If software becomes a thing of the past, and conventional programming languages get superseded by other non-human forms of technology, then ageing developers will be turning into actual hobbyists akin to today’s steam engine enthusiasts. Legal frameworks will also need a full rewrite, or what’s copyleft got to do with it? Can the spirit of Open Source and Free Software evolve fast enough to meet these new challenges? Will society be able to stick to a coherent set of ethics once new forms of intelligence far exceeding human capabilities are omnipresent?
We’re now setting things up, not for the machines to perform arbitrary and predetermined tasks any more, but for them to evolve in one way or another. A bit like ballistics I suppose: once it’s outside our reach, once the stone has left the arm of the catapult or the rocket has left its launchpad, we can only hope it did so at the right time and with the right acceleration and inclination. If open source can be of any help at all here, it would probably be to put the design documents under public scrutiny before the final count down.
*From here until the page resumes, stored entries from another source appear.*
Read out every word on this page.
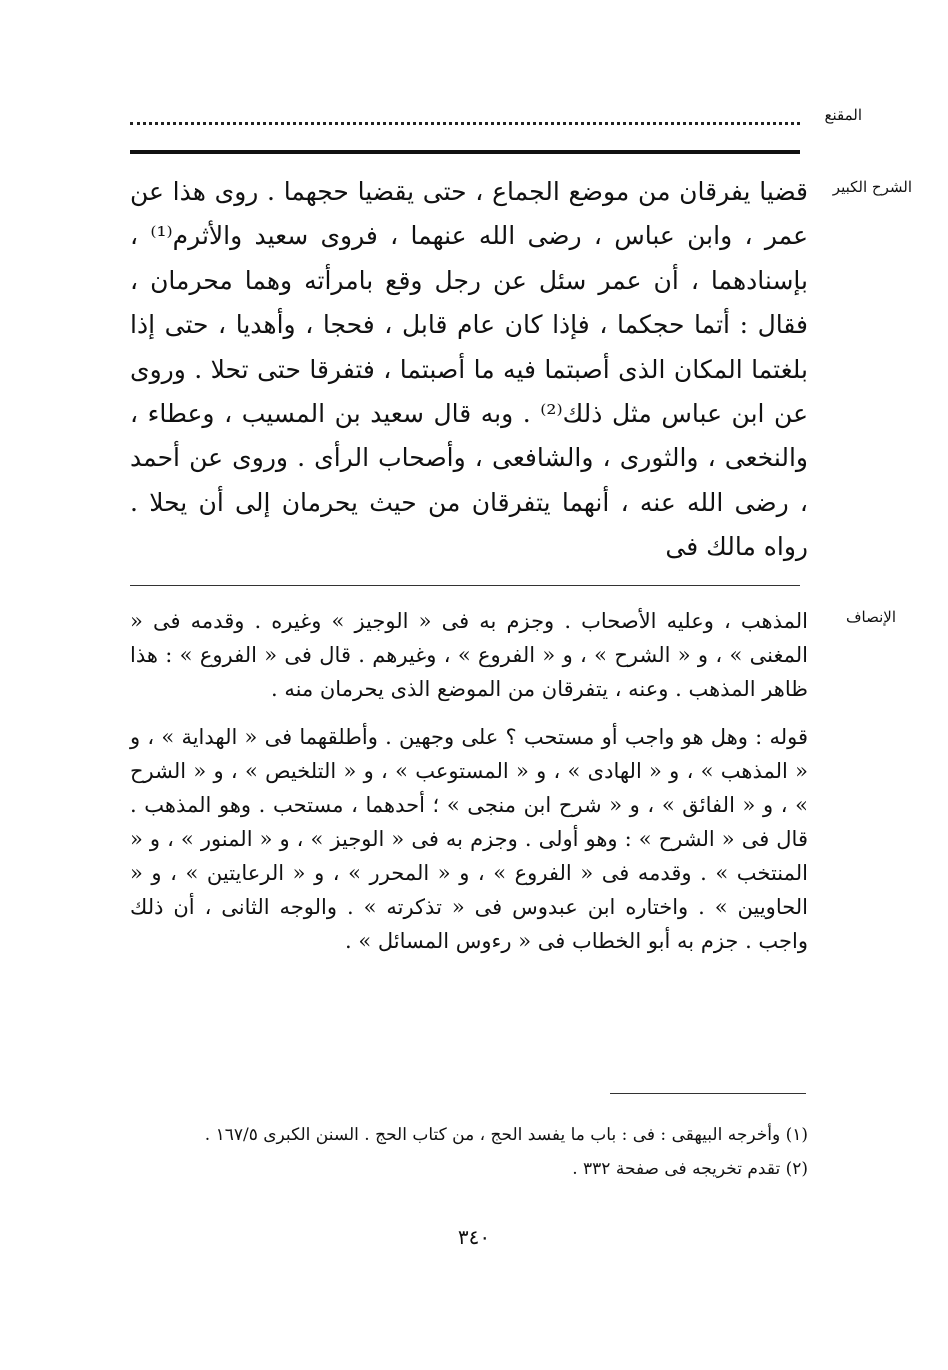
المقنع
الشرح الكبير
الإنصاف

قضيا يفرقان من موضع الجماع ، حتى يقضيا حجهما . روى هذا عن عمر ، وابن عباس ، رضى الله عنهما ، فروى سعيد والأثرم⁽¹⁾ ، بإسنادهما ، أن عمر سئل عن رجل وقع بامرأته وهما محرمان ، فقال : أتما حجكما ، فإذا كان عام قابل ، فحجا ، وأهديا ، حتى إذا بلغتما المكان الذى أصبتما فيه ما أصبتما ، فتفرقا حتى تحلا . وروى عن ابن عباس مثل ذلك⁽²⁾ . وبه قال سعيد بن المسيب ، وعطاء ، والنخعى ، والثورى ، والشافعى ، وأصحاب الرأى . وروى عن أحمد ، رضى الله عنه ، أنهما يتفرقان من حيث يحرمان إلى أن يحلا . رواه مالك فى

المذهب ، وعليه الأصحاب . وجزم به فى « الوجيز » وغيره . وقدمه فى « المغنى » ، و « الشرح » ، و « الفروع » ، وغيرهم . قال فى « الفروع » : هذا ظاهر المذهب . وعنه ، يتفرقان من الموضع الذى يحرمان منه .

قوله : وهل هو واجب أو مستحب ؟ على وجهين . وأطلقهما فى « الهداية » ، و « المذهب » ، و « الهادى » ، و « المستوعب » ، و « التلخيص » ، و « الشرح » ، و « الفائق » ، و « شرح ابن منجى » ؛ أحدهما ، مستحب . وهو المذهب . قال فى « الشرح » : وهو أولى . وجزم به فى « الوجيز » ، و « المنور » ، و « المنتخب » . وقدمه فى « الفروع » ، و « المحرر » ، و « الرعايتين » ، و « الحاويين » . واختاره ابن عبدوس فى « تذكرته » . والوجه الثانى ، أن ذلك واجب . جزم به أبو الخطاب فى « رءوس المسائل » .

(١) وأخرجه البيهقى : فى : باب ما يفسد الحج ، من كتاب الحج . السنن الكبرى ١٦٧/٥ .

(٢) تقدم تخريجه فى صفحة ٣٣٢ .

٣٤٠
I once missed a boat even though it was delayed by over an hour, I was a little bit less late than the boat but still too late to board. It finally departed, well after I’d arrived at the terminal. So after buying an even later ticket for a night crossing, there I was on the Portsmouth seafront smelling the smoke of that freaking ferry heading off to naughty Normandy (see actual picture). Leaving that analogy aside, I’m now learning to swim fast enough so I might catch up with some of the things that haven’t quite taken off yet but somehow make me feel like I’m also little bit late with - starting with myself. The gate is still open.
No time was ever wasted, and it’s never too late to be alive.